Closed sonots closed 11 years ago
String#encode
does nothing with same encoding for 1st and 2nd argument (even if :invalid
option specified).
You should write code like below:
text.encode('UTF-8', 'UTF-16BE', :invalid => ...).encode('UTF-16BE', 'UTF-8')
And, no tests here (we cannot find what you fix).
@tagomoris Hi, I added test codes, and it is working! You can verify it with my test codes.
My ruby version is 1.9.3p286
You should add this asserts under assert_nothing_raised
:
emits = d.emits
assert_equal 1, emits.length
assert_equal invalid_utf8, emits[0][2]['message']

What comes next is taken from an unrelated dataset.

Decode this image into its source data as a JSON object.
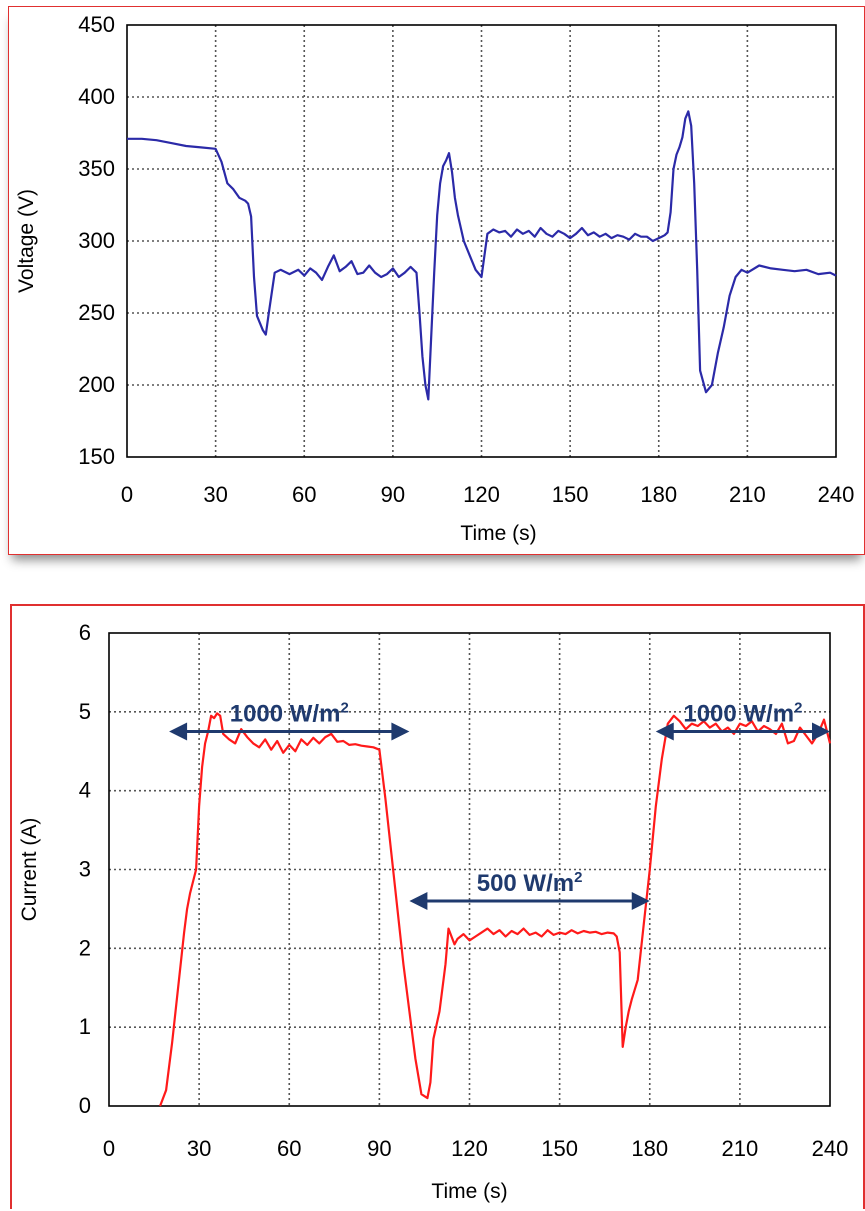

This code will success, and invalid utf8 bytes are reserved in field 'message', instead of '?' (what we expected).
@tagomoris done!
FYI, I tested following code.
https://gist.github.com/repeatedly/4961986
And I asked Ruby committer about this problem. He said "This is a bug. Probably, Ruby 2.0 or new 1.9 patch level will fix this problem. So latter case will throw an Exception". You can't use String#encode with same encoding for normalization.
@repeatedly :+1:
Thanks for your information, and then, i cannot merge this request.
Understand. So, now, how should we do? I actually have another branch which replaces the invalid utf8 character with ? here https://github.com/sonots/fluent-plugin-parser/commit/bf5f643ced2b165abcae82be8b68ee7b1e87b3c3 Do you like this?
Or, do you like we do the replacing just before Regexp#match with dup, so that we can remain the invalid byte codes for following fluentd nodes? Let me clarify. Then, I will write another patch and send a pull request.
In popular systems, you know, almost all of input strings are valid utf-8, and very small number of data has invalid utf-8 bytes. For these cases, we should write patch like this:
t, value = nil, nil
if value
begin
t, value = @parser.parse(value)
rescue SomeError
encodings = value.encoding
replaced_value = value.encode(some_different_encoding, encodings, replace_options).encode(encodings)
t, value = @parser.parse(replaced_value)
end
end
You should consider about non-utf-8 byes and original data reservation for reserve_data option.
I'm waiting for another pullreq!
@tagomoris I sent another pull request #3. Could you check it out?
Hi, @tamogoris -san.
I met with an error when fluent-plugin-parser received kinds of malformed unicode character.
One of our applications outputted an error log like
malformed or illegal unicode character in string [? 遥《K], cannot convert to JSON
, so, right, we can not convert the character to JSON.This patch is the simplest way to fix the error. What do you think?